My husband, friends and family all barely survived my last pregnancy, so I have no reason to believe any of them will still be around to love and support me in 8 months when Nugget* makes her** appearance. I am not good at being pregnant. If my husband and I were settlers out in the plains in the 1800s, or Catholics, or some other group that doesn't believe in birth control, I would have killed myself by now. In fact, the only reason we're doing this again is because we're dead-set on having two kids and this way is cheaper, easier, and faster than adoption. Though we did look into that. But we'd rather save up for a down payment on a super hot Park Slope condo instead of a stupid baby.

The last time I was pregnant I had "morning" sickness from two weeks past conception up until the day of the Princeling's birth. One weekend early on I threw up so much I lost 5 pounds in three days. My doctor had to put me on Zofran just to stay alive, and every time I tried to go off it I'd hurl my guts out. They even had to put it into an IV drip for me when I gave birth. It was that bad.

And for all of you out there thinking, "But every pregnancy is different!" I'd like to point out that I'm only 5 weeks along and I've already barfed several times. So shut up.

If pregnancy were an equation for me, it would look like this:




When I was pregnant with the Princeling in 2008 my feet swelled up so badly that people were actually horrified. I remember meeting a friend for dinner and she took one look at my feet and said, "Oh my god, I thought you were exaggerating but they are actually worse than what you said!" My obstetrician actually made me get an ultrasound on my left leg because my left foot was swollen disproportionately larger than my right. My husband nicknamed my left foot "Monstro." He used to play with my feet like they were Silly Putty, poking his finger into the mess and then making sick little noises of disgust when the indentation stayed there.



Me and my best friend Tia the night before my baby
shower, August 2008. Not pictured: Monstro.




So with all that in mind, I really just want to get through the next 8 months as quickly as possible. And I'm sure you do, too. Because I am not a "suffer in silence" martyr type. My misery is your misery. My swollen feet, hemorrhoids, gas, backaches, cramps, and vomit are YOUR swollen feet, hemorrhoids, gas, backaches, cramps and vomit. But, together we will get through my pregnancy. And let me just say it now so you all know: I love you. You are special to me. I can't do it without you. Please don't leave me alone. And for god's sake, do NOT block the way to the bathroom.

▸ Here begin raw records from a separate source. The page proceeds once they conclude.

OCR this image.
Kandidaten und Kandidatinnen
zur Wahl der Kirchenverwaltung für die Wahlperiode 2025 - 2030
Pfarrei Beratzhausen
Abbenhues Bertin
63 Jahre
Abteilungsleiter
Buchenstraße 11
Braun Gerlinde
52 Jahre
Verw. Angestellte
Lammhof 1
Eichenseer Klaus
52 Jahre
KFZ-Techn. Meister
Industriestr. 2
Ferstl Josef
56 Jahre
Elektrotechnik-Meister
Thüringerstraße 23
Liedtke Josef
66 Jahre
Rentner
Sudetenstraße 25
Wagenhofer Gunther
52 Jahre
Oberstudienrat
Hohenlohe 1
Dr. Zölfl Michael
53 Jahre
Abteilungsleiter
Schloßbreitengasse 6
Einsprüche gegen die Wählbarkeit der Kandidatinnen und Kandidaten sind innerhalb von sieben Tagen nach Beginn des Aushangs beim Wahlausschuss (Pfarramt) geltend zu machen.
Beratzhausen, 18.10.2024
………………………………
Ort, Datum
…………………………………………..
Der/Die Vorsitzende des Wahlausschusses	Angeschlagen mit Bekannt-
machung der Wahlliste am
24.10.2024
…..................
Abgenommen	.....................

*That's the in-utero name we're using this time around. We got it from the new recruits on Battlestar Galactica. Yes, really.

**Three fortune-telling devices have all predicted a girl: the Chinese Gender Predictor on thebump.com, my mother-in-law's Cuban numerology voodoo, and my son's girlfriend. Of course we'll be happy if it's a boy, too, but my MIL and a 2-year old and the Chinese don't lie.